For further evidence, read:
Pastry Chefs Getting Their Just Desserts
Black & White Whoopie Pies Becoming a Nationwide Hit
8. OK, Just a Bite. It doesn’t take much convincing to try a bite of dessert. It’s like eating dessert standing up—the calories don’t count. This trend is the amalgamation of several others all rolled up into the smallest possible confection with the biggest possible burst of flavor. If you thought cupcakes were the downsized cake, stay tuned for the mini cakes, cheesecakes, and candy that are gaining popularity. They aren’t single flavor bites; no, the desserts in this trend combine soft centers with hard shells, crunchy topping with meringues, and creamy melt-in-your-mouth flavors with chewable additions to give you the biggest flavor sensation possible.
This trend is about being worth it. There’s something about the richness and decadence of a single piece of perfection that is giving this trend toward bite-sized a giant advantage.
The National Restaurant Association’s annual survey of the chefs/members of the American Culinary Federation ranked bite-size/mini desserts at number 4 in its What’s Hot top 20 overall menu trends for 2010.
Restaurants stand to benefit if the trend stays hot. Operations offering tempting small-bite desserts (at an attractive price) have a better shot at getting two or more dessert orders where before they felt fortunate to get a single dessert purchase that gets split by the entire party. And that’s a pretty big deal.
9. Soda Fountain Fizz. Last year desserts were all about ice cream, and we’re still seeing it mixed in here and there. Literally. It’s mixed with beer for a ‘real beer float.’ Sorbets are scooped into fizzy drinks for a refreshing take on dessert. The usual dessert drink of port or a hot latte is getting some competition from some of the new floats, shakes, malts and coolers.
Nostalgia is certainly part of this trend. Sweets connect us to pleasant childhood memories, and those of us old enough to remember fondly the old drugstore soda fountains will enjoy the new twists on those old favorites.
But it doesn’t really matter how old you are—we all enjoy bellying up to the bar and sticking a straw in a tall glass of goodness. It’s as though you could float your troubles away . . .

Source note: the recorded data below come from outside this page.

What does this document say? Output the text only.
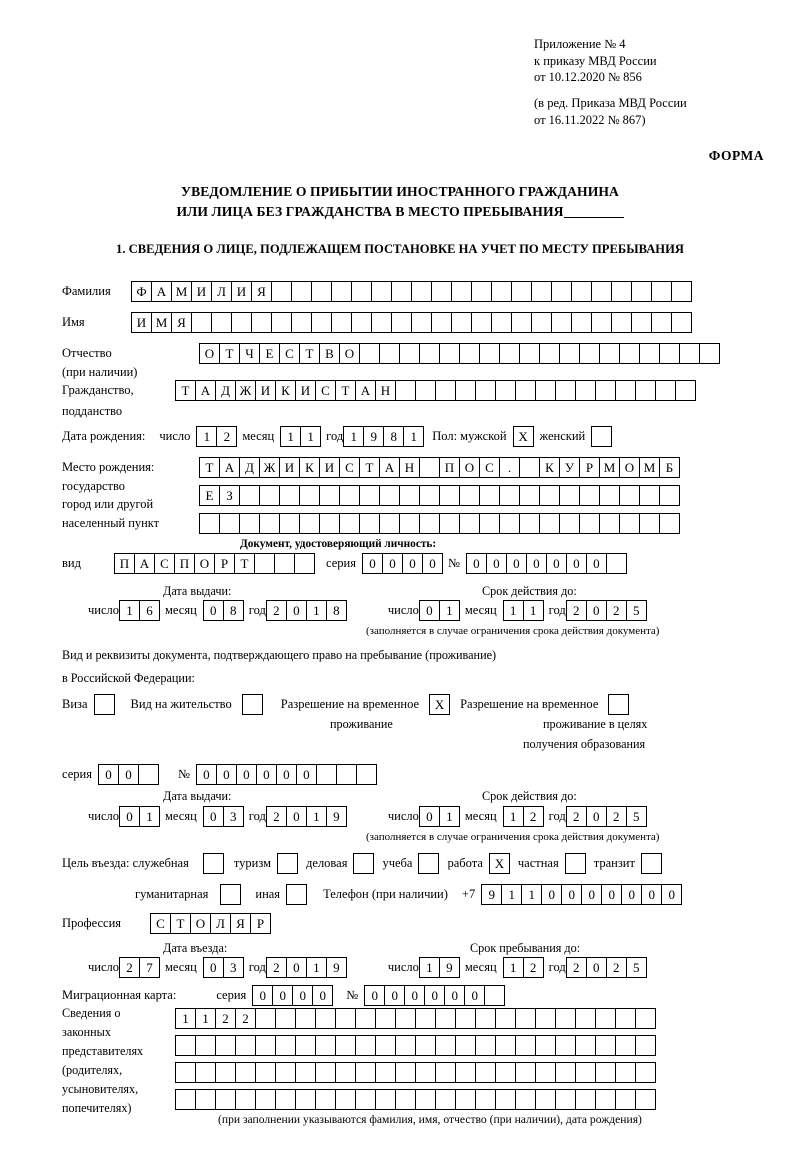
Приложение № 4
к приказу МВД России
от 10.12.2020 № 856
(в ред. Приказа МВД России
от 16.11.2022 № 867)
ФОРМА
УВЕДОМЛЕНИЕ О ПРИБЫТИИ ИНОСТРАННОГО ГРАЖДАНИНА
ИЛИ ЛИЦА БЕЗ ГРАЖДАНСТВА В МЕСТО ПРЕБЫВАНИЯ
1. СВЕДЕНИЯ О ЛИЦЕ, ПОДЛЕЖАЩЕМ ПОСТАНОВКЕ НА УЧЕТ ПО МЕСТУ ПРЕБЫВАНИЯ
Фамилия	Ф А М И Л И Я
Имя	И М Я
Отчество	О Т Ч Е С Т В О
(при наличии)
Гражданство,	Т А Д Ж И К И С Т А Н
подданство
Дата рождения: число	1	2 месяц	1	1 год 1	9	8	1	Пол: мужской X женский
Место рождения:	Т А Д Ж И К И С Т А Н	П О С	.	К У Р М О М Б
государство
Е З
город или другой
населенный пункт
Документ, удостоверяющий личность:
вид	П А С П О Р Т	серия	0	0	0	0 №	0	0	0	0	0	0	0
Дата выдачи:	Срок действия до:
число 1	6 месяц	0	8 год 2	0	1	8	число 0	1 месяц	1	1 год 2	0	2	5
(заполняется в случае ограничения срока действия документа)
Вид и реквизиты документа, подтверждающего право на пребывание (проживание)
в Российской Федерации:
Виза	Вид на жительство	Разрешение на временное	X	Разрешение на временное
проживание	проживание в целях
получения образования
серия	0	0	№	0	0	0	0	0	0
Дата выдачи:	Срок действия до:
число 0	1 месяц	0	3 год 2	0	1	9	число 0	1 месяц	1	2 год 2	0	2	5
(заполняется в случае ограничения срока действия документа)
Цель въезда: служебная	туризм	деловая	учеба	работа X	частная	транзит
гуманитарная	иная	Телефон (при наличии) +7	9	1	1	0	0	0	0	0	0	0
Профессия	С Т О Л Я Р
Дата въезда:	Срок пребывания до:
число 2	7 месяц	0	3 год 2	0	1	9	число 1	9 месяц	1	2 год 2	0	2	5
Миграционная карта:	серия	0	0	0	0	№	0	0	0	0	0	0
Сведения о
законных
представителях
(родителях,
усыновителях,
попечителях)
1	1	2	2
(при заполнении указываются фамилия, имя, отчество (при наличии), дата рождения)
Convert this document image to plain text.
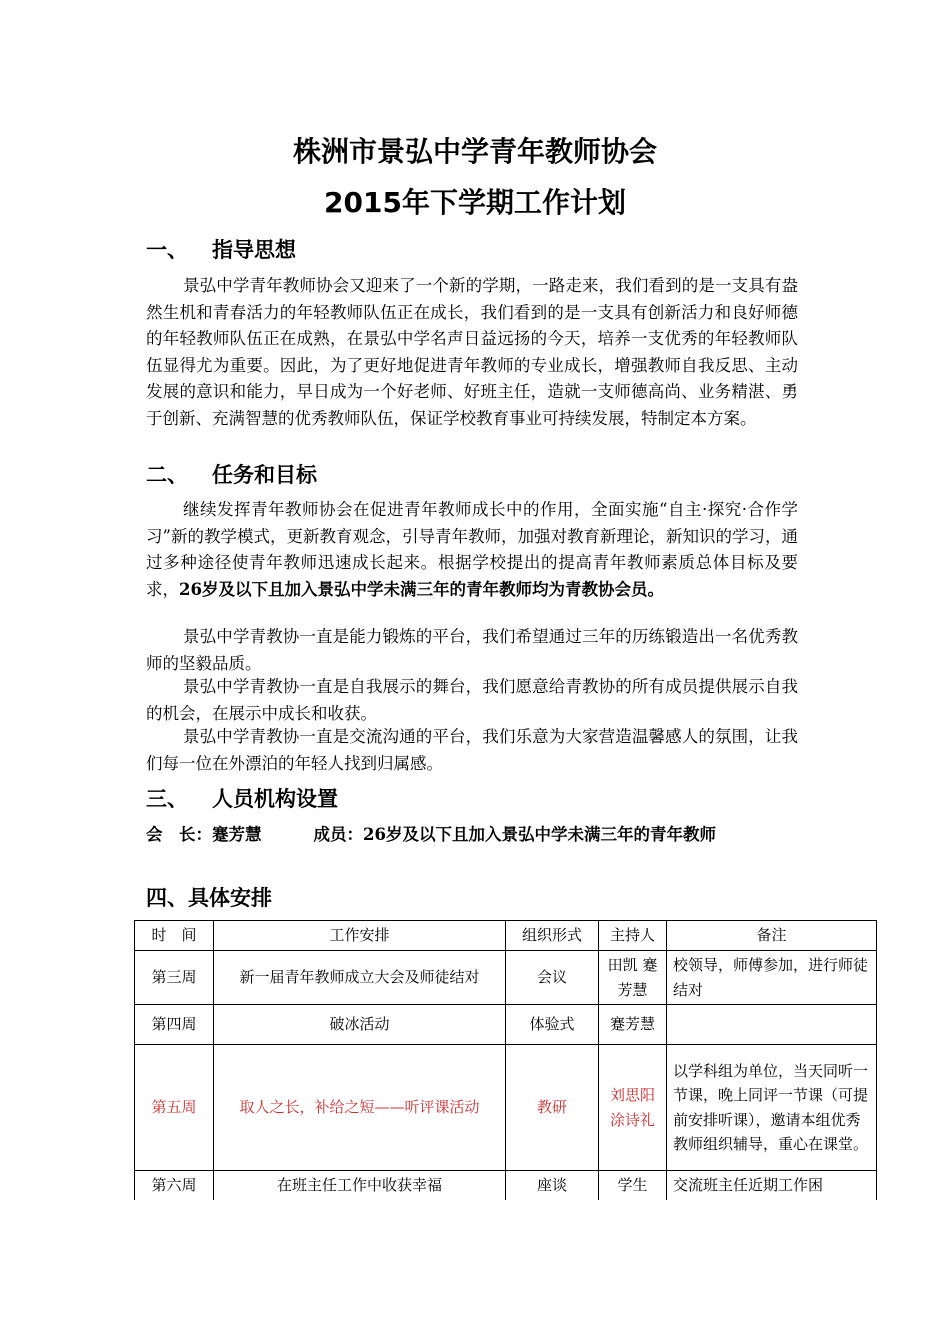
株洲市景弘中学青年教师协会
2015年下学期工作计划
一、 指导思想

景弘中学青年教师协会又迎来了一个新的学期，一路走来，我们看到的是一支具有盎然生机和青春活力的年轻教师队伍正在成长，我们看到的是一支具有创新活力和良好师德的年轻教师队伍正在成熟，在景弘中学名声日益远扬的今天，培养一支优秀的年轻教师队伍显得尤为重要。因此，为了更好地促进青年教师的专业成长，增强教师自我反思、主动发展的意识和能力，早日成为一个好老师、好班主任，造就一支师德高尚、业务精湛、勇于创新、充满智慧的优秀教师队伍，保证学校教育事业可持续发展，特制定本方案。

二、 任务和目标

继续发挥青年教师协会在促进青年教师成长中的作用，全面实施“自主·探究·合作学习”新的教学模式，更新教育观念，引导青年教师，加强对教育新理论，新知识的学习，通过多种途径使青年教师迅速成长起来。根据学校提出的提高青年教师素质总体目标及要求，26岁及以下且加入景弘中学未满三年的青年教师均为青教协会员。

景弘中学青教协一直是能力锻炼的平台，我们希望通过三年的历练锻造出一名优秀教师的坚毅品质。

景弘中学青教协一直是自我展示的舞台，我们愿意给青教协的所有成员提供展示自我的机会，在展示中成长和收获。

景弘中学青教协一直是交流沟通的平台，我们乐意为大家营造温馨感人的氛围，让我们每一位在外漂泊的年轻人找到归属感。

三、 人员机构设置
会　长：蹇芳慧	成员：26岁及以下且加入景弘中学未满三年的青年教师
四、具体安排
时　间	工作安排	组织形式	主持人	备注
第三周	新一届青年教师成立大会及师徒结对	会议	田凯 蹇芳慧	校领导，师傅参加，进行师徒结对
第四周	破冰活动	体验式	蹇芳慧	
第五周	取人之长，补给之短——听评课活动	教研	刘思阳 涂诗礼	以学科组为单位，当天同听一节课，晚上同评一节课（可提前安排听课），邀请本组优秀教师组织辅导，重心在课堂。
第六周	在班主任工作中收获幸福	座谈	学生	交流班主任近期工作困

10. The Sandwich Generation. There is an art to creating a great dessert. This trend speaks to the artisan within—the one who wants to build something, to put something together that is greater than the sum of its parts. We see it come to life in the traditional ice cream sandwich, as it evolves into something new. Make it with cookies? Sure. But those cookies have new flavors, shapes, and fillings—and, instead of cookies, they could be brownies, cake, even mini brioche rolls, all sandwiched around ice cream that has been blended to make the insides new, too.
Think artisan ice cream made fresh with new flavor combinations. Think chunky berries, tangy-sweet lemon, artisan chocolates, fresh mint, espresso, honey, or fresh herbs. You get the nostalgia of a cookie and the freshness of specialty ice cream. The sandwich generation just got handed something quite sweet.